My favorite protagonist from The Trials of Ashmount, Demri Slarn, returns in Buzzard’s Bowl with even more emotional baggage than in the first book. Demri is clearly inspired by Sand dan Glokta, Joe Abercrombie’s greatest creation first introduced in The Blade Itself. Like Glokta, Demri is simultaneously a despicable and sympathetic character who experiences tremendous emotional and physical suffering. Like Edelbrock, Demri occupies the full spectrum of gray morality, keeping the reader guessing as to his intentions and actions.
Next is Sera Wintlock, a bird-farming girl who rises to heroism as her family and village are slaughtered. In my previous review of The Trials of Ashmount, I noted the lack of a strong emotional connection with Sera, despite the tragic situations that she endures. This is no longer an issue in Buzzard’s Bowl, as Sera experiences one of the best character arcs in the book, growing as a leader while the emotional trauma from her past finally catches up with her.
Another character who fell strangely flat for me in The Trials of Ashmount was Villic the Imbuer, a nomadic warrior from the Camel Clans who is haunted by a mysterious voice in his mind which he calls Speaker. Villic is a revelation in Buzzard’s Bowl. His inner monologue with Speaker is by turns hilarious and tragic. The suffering that Villic endures in Buzzard’s Bowl and his ensuing character growth make him one of the most endearing characters in this second volume of the series.
Palladino also introduces a new point-of-view character with Ashen, a former street urchin who masquerades as Lady Hyrel to gain access to the inner circle of a particularly despicable noble.
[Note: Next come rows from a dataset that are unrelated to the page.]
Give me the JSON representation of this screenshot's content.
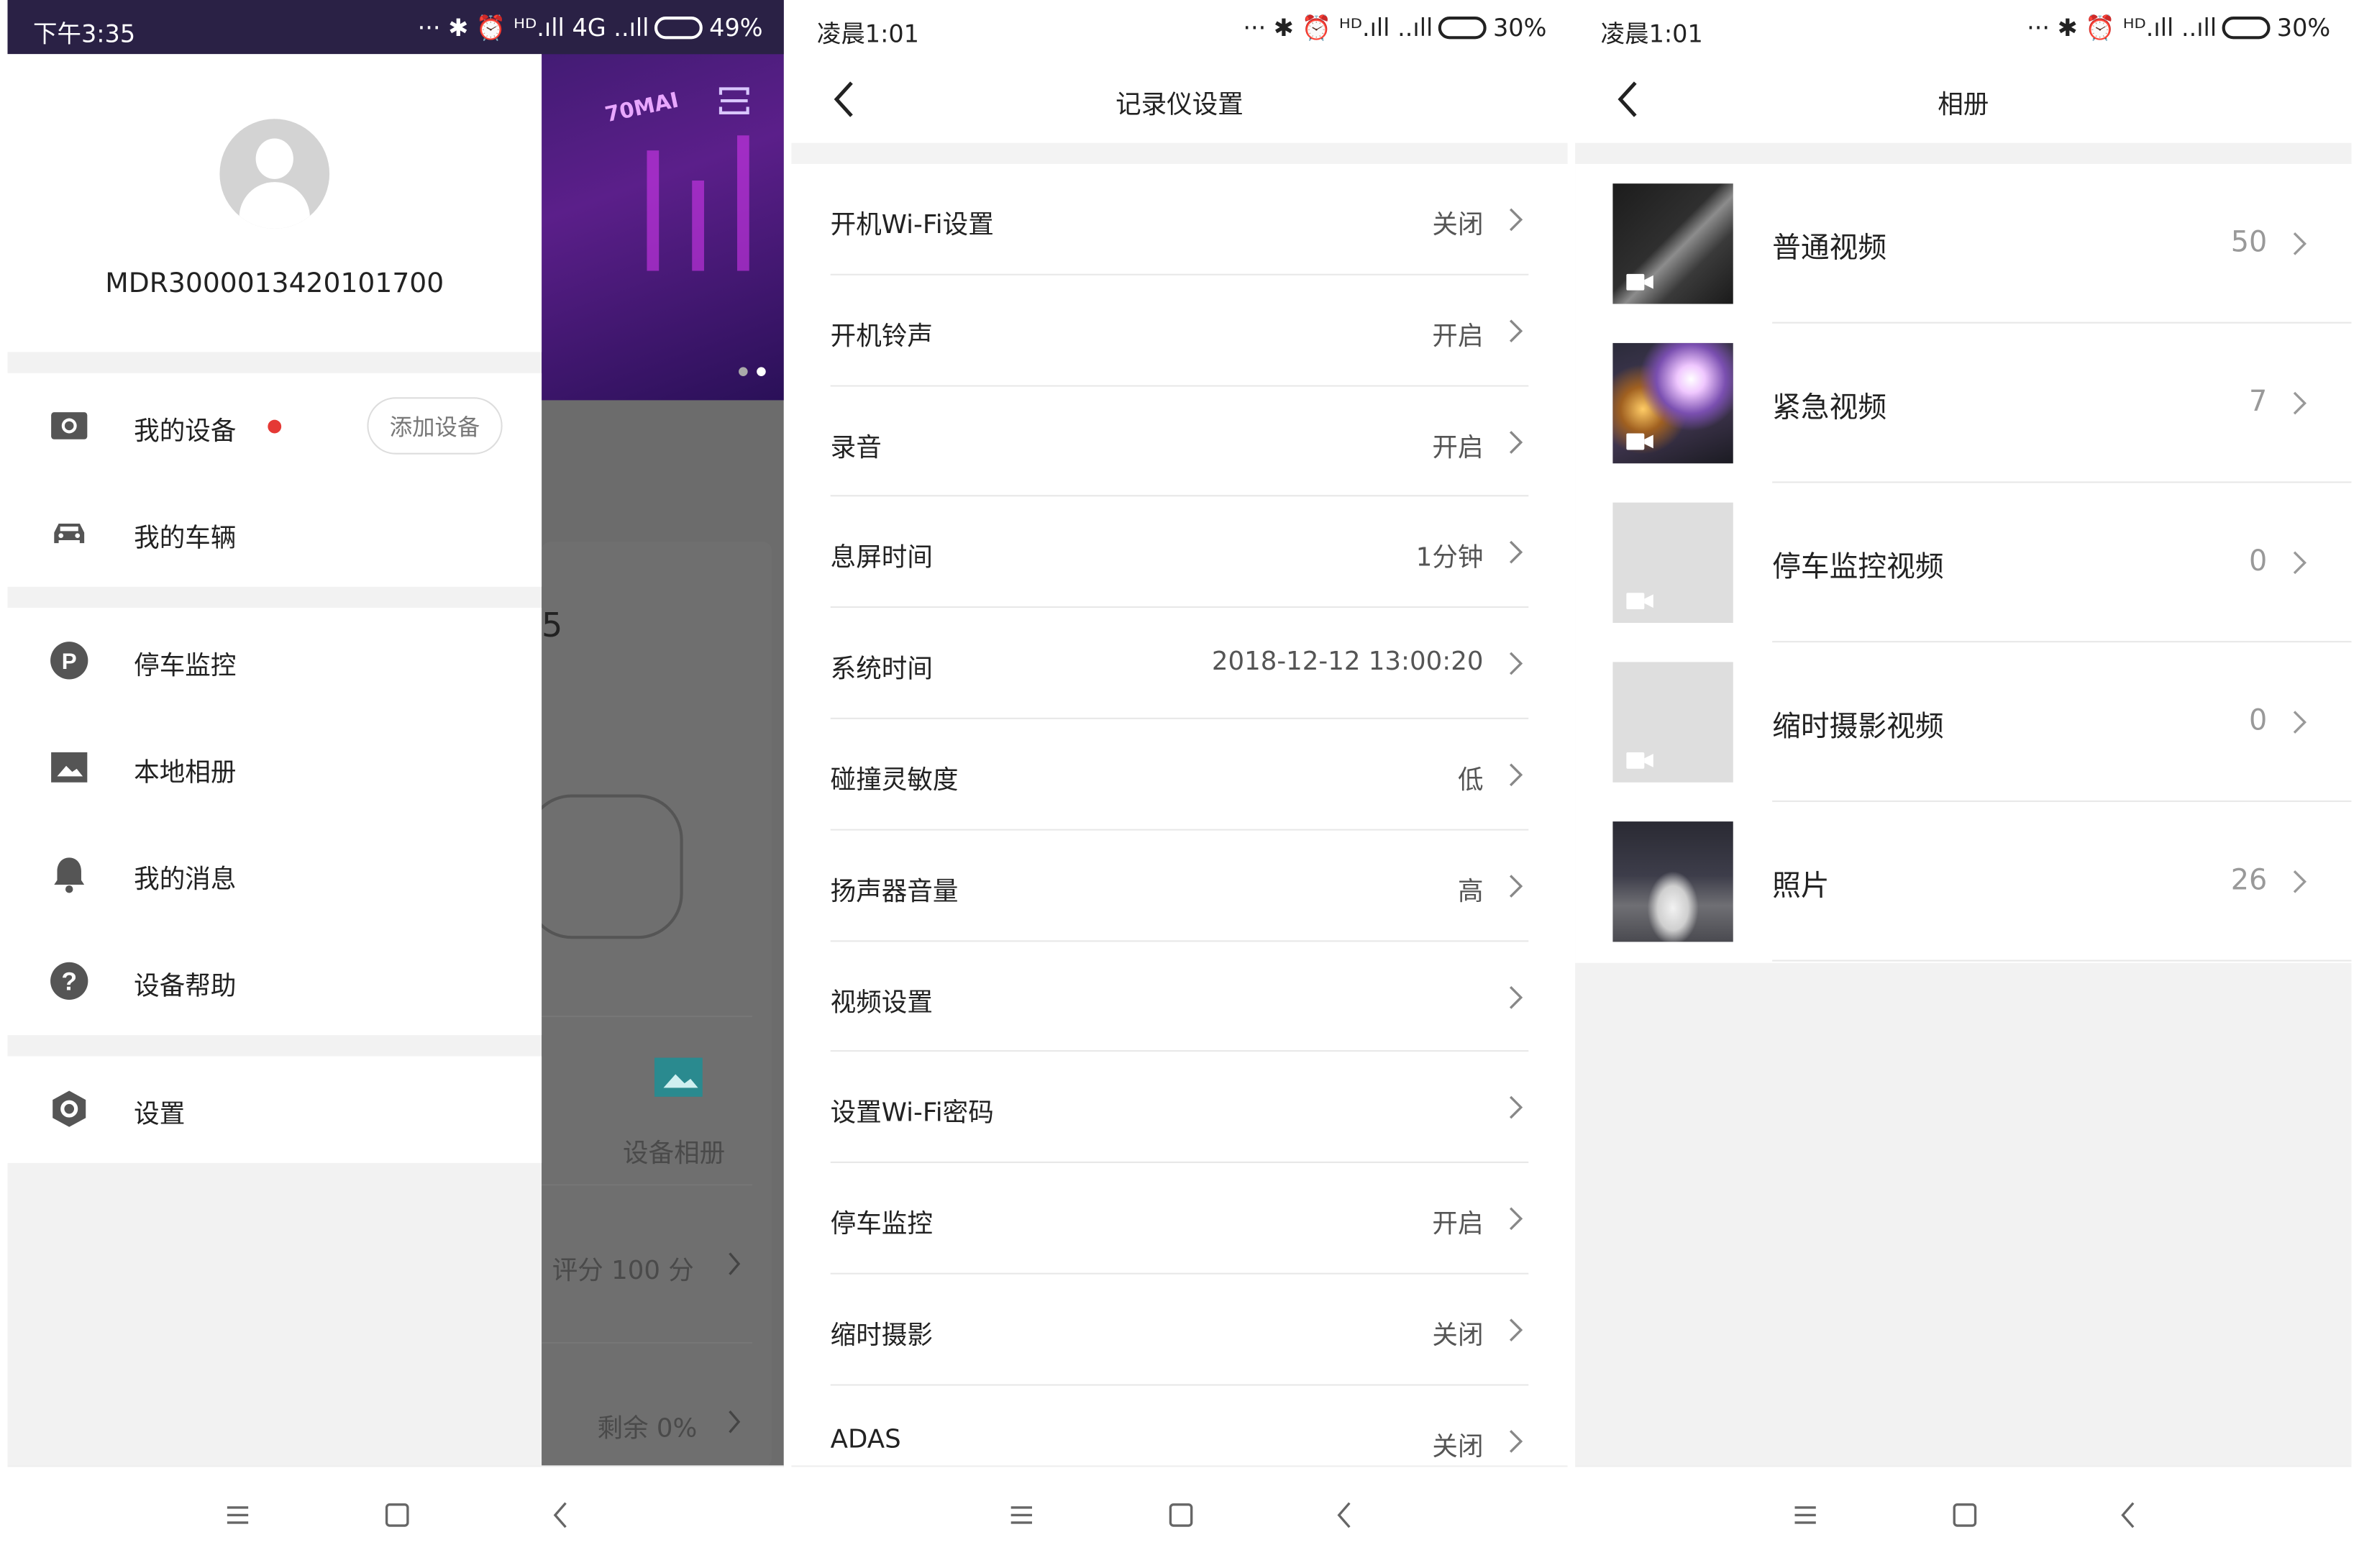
{
  "panel1": {
    "status": {
      "time": "下午3:35",
      "icons": "··· ✱ ⏰ ᴴᴰ.ıll 4G ..ıll",
      "battery": "49%"
    },
    "device_id": "MDR3000013420101700",
    "menu_group1": [
      {
        "label": "我的设备",
        "icon": "camera-icon",
        "add_button": "添加设备"
      },
      {
        "label": "我的车辆",
        "icon": "car-icon"
      }
    ],
    "menu_group2": [
      {
        "label": "停车监控",
        "icon": "parking-icon"
      },
      {
        "label": "本地相册",
        "icon": "picture-icon"
      },
      {
        "label": "我的消息",
        "icon": "bell-icon"
      },
      {
        "label": "设备帮助",
        "icon": "help-icon"
      }
    ],
    "menu_group3": [
      {
        "label": "设置",
        "icon": "settings-icon"
      }
    ],
    "background": {
      "hero_text": "70MAI",
      "digit": "5",
      "album_label": "设备相册",
      "score_label": "评分 100 分",
      "remaining_label": "剩余 0%"
    }
  },
  "panel2": {
    "status": {
      "time": "凌晨1:01",
      "icons": "··· ✱ ⏰ ᴴᴰ.ıll ..ıll",
      "battery": "30%"
    },
    "title": "记录仪设置",
    "rows": [
      {
        "label": "开机Wi-Fi设置",
        "value": "关闭"
      },
      {
        "label": "开机铃声",
        "value": "开启"
      },
      {
        "label": "录音",
        "value": "开启"
      },
      {
        "label": "息屏时间",
        "value": "1分钟"
      },
      {
        "label": "系统时间",
        "value": "2018-12-12 13:00:20"
      },
      {
        "label": "碰撞灵敏度",
        "value": "低"
      },
      {
        "label": "扬声器音量",
        "value": "高"
      },
      {
        "label": "视频设置",
        "value": ""
      },
      {
        "label": "设置Wi-Fi密码",
        "value": ""
      },
      {
        "label": "停车监控",
        "value": "开启"
      },
      {
        "label": "缩时摄影",
        "value": "关闭"
      },
      {
        "label": "ADAS",
        "value": "关闭"
      }
    ]
  },
  "panel3": {
    "status": {
      "time": "凌晨1:01",
      "icons": "··· ✱ ⏰ ᴴᴰ.ıll ..ıll",
      "battery": "30%"
    },
    "title": "相册",
    "rows": [
      {
        "label": "普通视频",
        "count": "50",
        "thumb": "dark-road-thumbnail"
      },
      {
        "label": "紧急视频",
        "count": "7",
        "thumb": "night-lights-thumbnail"
      },
      {
        "label": "停车监控视频",
        "count": "0",
        "thumb": "empty-thumbnail"
      },
      {
        "label": "缩时摄影视频",
        "count": "0",
        "thumb": "empty-thumbnail"
      },
      {
        "label": "照片",
        "count": "26",
        "thumb": "parked-car-thumbnail"
      }
    ]
  },
  "colors": {
    "accent_red": "#e53935",
    "icon_gray": "#555555",
    "separator": "#e8e8e8",
    "page_bg": "#f2f2f2",
    "hero_purple": "#5b1f8a"
  }
}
I was immediately drawn to Ashen’s character from the moment she was introduced. She reminds me of Vin from Brandon Sanderson’s Mistborn, but with a more grimdark storyline.
Buzzard’s Bowl is fast-paced and full of surprises for each of the main characters, especially when their storylines converge. Palladino shines in writing pulse-pounding action sequences. My favorite is the scene captured on the outstanding cover designed by Dusan Markovic, which depicts a flooded Buzzard’s Bowl arena with battling gladiator ships electrified by levitating Magicai wizards. This is one of several epic action sequences in the book.
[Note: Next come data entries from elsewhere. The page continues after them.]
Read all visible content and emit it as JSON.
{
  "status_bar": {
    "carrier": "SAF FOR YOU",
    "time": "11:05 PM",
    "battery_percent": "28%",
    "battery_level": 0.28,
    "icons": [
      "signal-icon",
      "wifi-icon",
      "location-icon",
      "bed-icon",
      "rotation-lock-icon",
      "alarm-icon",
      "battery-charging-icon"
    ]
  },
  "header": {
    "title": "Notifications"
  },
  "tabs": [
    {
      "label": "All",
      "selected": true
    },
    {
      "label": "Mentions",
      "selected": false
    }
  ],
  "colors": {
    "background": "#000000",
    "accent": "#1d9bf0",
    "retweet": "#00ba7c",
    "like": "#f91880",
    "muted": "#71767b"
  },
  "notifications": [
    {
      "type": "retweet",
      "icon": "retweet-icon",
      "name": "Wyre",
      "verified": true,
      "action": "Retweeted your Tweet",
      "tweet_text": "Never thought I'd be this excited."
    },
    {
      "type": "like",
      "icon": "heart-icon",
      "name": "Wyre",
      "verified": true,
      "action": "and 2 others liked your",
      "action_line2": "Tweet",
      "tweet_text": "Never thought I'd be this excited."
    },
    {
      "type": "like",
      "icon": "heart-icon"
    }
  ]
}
Although I’ve already mentioned Joe Abercrombie, I’d argue that George R.R. Martin has an even greater influence on Buzzard’s Bowl. Like the first three volumes of Martin’s A Song of Ice and Fire, Palladino manages a sprawling scope and depth of worldbuilding with excellent pacing and a character-driven focus. As with both Abercrombie and Martin, Palladino doesn’t shy away from the raw brutality of his grimdark world.
Getting Sarah Chorn on board as editor was also a wise decision, as she has helped bring out the best in Palladino’s writing. In his most impactful moments, Palladino’s prose reminds me of Anna Smith Spark at her most emotionally devastating. This emotional wreckage is balanced by Palladino’s wicked sense of humor, which recalls Scott Lynch’s The Lies of Locke Lamora and had me laughing out loud several times.
Overall, John Palladino gleefully embraces the best of grimdark fantasy in Buzzard’s Bowl, which reads in many ways like an irreverent version of A Game of Thrones. Palladino shares Joe Abercombie’s talent at developing broken, morally complex characters, George R.R. Martin’s epic worldbuilding and well-paced story arcs, Scott Lynch’s incisive humor, and the raw emotional impact of Anna Smith Spark. Buzzard’s Bowl firmly establishes John Palladino as one of the most exciting new voices in the grimdark fantasy community. I eagerly await the next volume of his Tragedy of Cedain series.